Immediately the requests popped up with the first character typed.

The thot plickens!

Keith
 
J

John McGhie [MVP Word, Word Mac]

Hi Keith:

OK, I think I have found it. mw_mac_msword.dot is an application produced
for Merriam Webster to enable you to look up words in a Word document. It
makes VBA and AppleScript calls to an application it expects to find on your
computer.

If that application is not present, anything could happen: the way it is
coded, if it hits an error, it just carries on.

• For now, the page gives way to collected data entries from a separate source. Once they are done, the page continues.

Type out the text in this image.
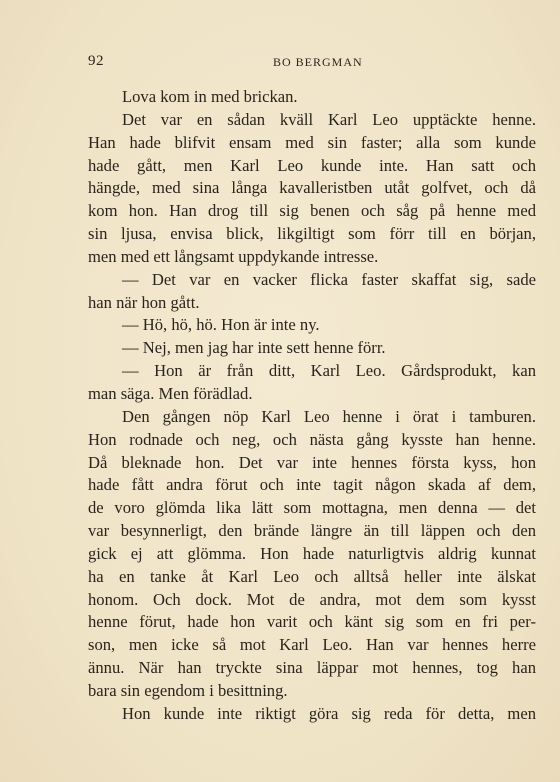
92	BO BERGMAN
Lova kom in med brickan.
Det var en sådan kväll Karl Leo upptäckte henne.
Han hade blifvit ensam med sin faster; alla som kunde
hade gått, men Karl Leo kunde inte. Han satt och
hängde, med sina långa kavalleristben utåt golfvet, och då
kom hon. Han drog till sig benen och såg på henne med
sin ljusa, envisa blick, likgiltigt som förr till en början,
men med ett långsamt uppdykande intresse.
— Det var en vacker flicka faster skaffat sig, sade
han när hon gått.
— Hö, hö, hö. Hon är inte ny.
— Nej, men jag har inte sett henne förr.
— Hon är från ditt, Karl Leo. Gårdsprodukt, kan
man säga. Men förädlad.
Den gången nöp Karl Leo henne i örat i tamburen.
Hon rodnade och neg, och nästa gång kysste han henne.
Då bleknade hon. Det var inte hennes första kyss, hon
hade fått andra förut och inte tagit någon skada af dem,
de voro glömda lika lätt som mottagna, men denna — det
var besynnerligt, den brände längre än till läppen och den
gick ej att glömma. Hon hade naturligtvis aldrig kunnat
ha en tanke åt Karl Leo och alltså heller inte älskat
honom. Och dock. Mot de andra, mot dem som kysst
henne förut, hade hon varit och känt sig som en fri per-
son, men icke så mot Karl Leo. Han var hennes herre
ännu. När han tryckte sina läppar mot hennes, tog han
bara sin egendom i besittning.
Hon kunde inte riktigt göra sig reda för detta, men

It expects to find a toolbar in Word to which it wants to add a button.

re-naming this one will not be enough: drag it and all of its copies out of
your startup folders and onto your desktop. Then reboot :)

See if that fixes it!

Cheers

--

Please reply in the group. Please do NOT email me unless I ask you to.

http://jgmcghie.fastmail.com.au/

John McGhie, Consultant Technical Writer
McGhie Information Engineering Pty Ltd
Sydney, Australia. GMT + 10 Hrs
+61 4 1209 1410, mailto:[email protected]
 
M

Merlin

Hi John

Mmmm... I wonder... I cleared out the Word start-up folder earlier in
the saga and tried with it empty. It didn't fix the problem. I wonder
whether restarting the OS will make the difference...

Well, no, it didn't. The symptoms were exactly the same: Word starts
and I get a request for Myriad, then as soon as I type one character in
a blank document I get the string of Capital requests.

Did you see the other couple of posts I made here? Repeated here:
I have just noticed one other peculiarity. Normally I start Word and
then start opening documents - this generates the request for Myriad and
the Capital fonts.

By mistake I just clicked on a Word document when Word was not open.
The Myriad request came up but not the Capital Fonts.

Under these conditions there were no Capital
requests until I started typing information into the print dialog box.
Immediately the requests popped up with the first character typed.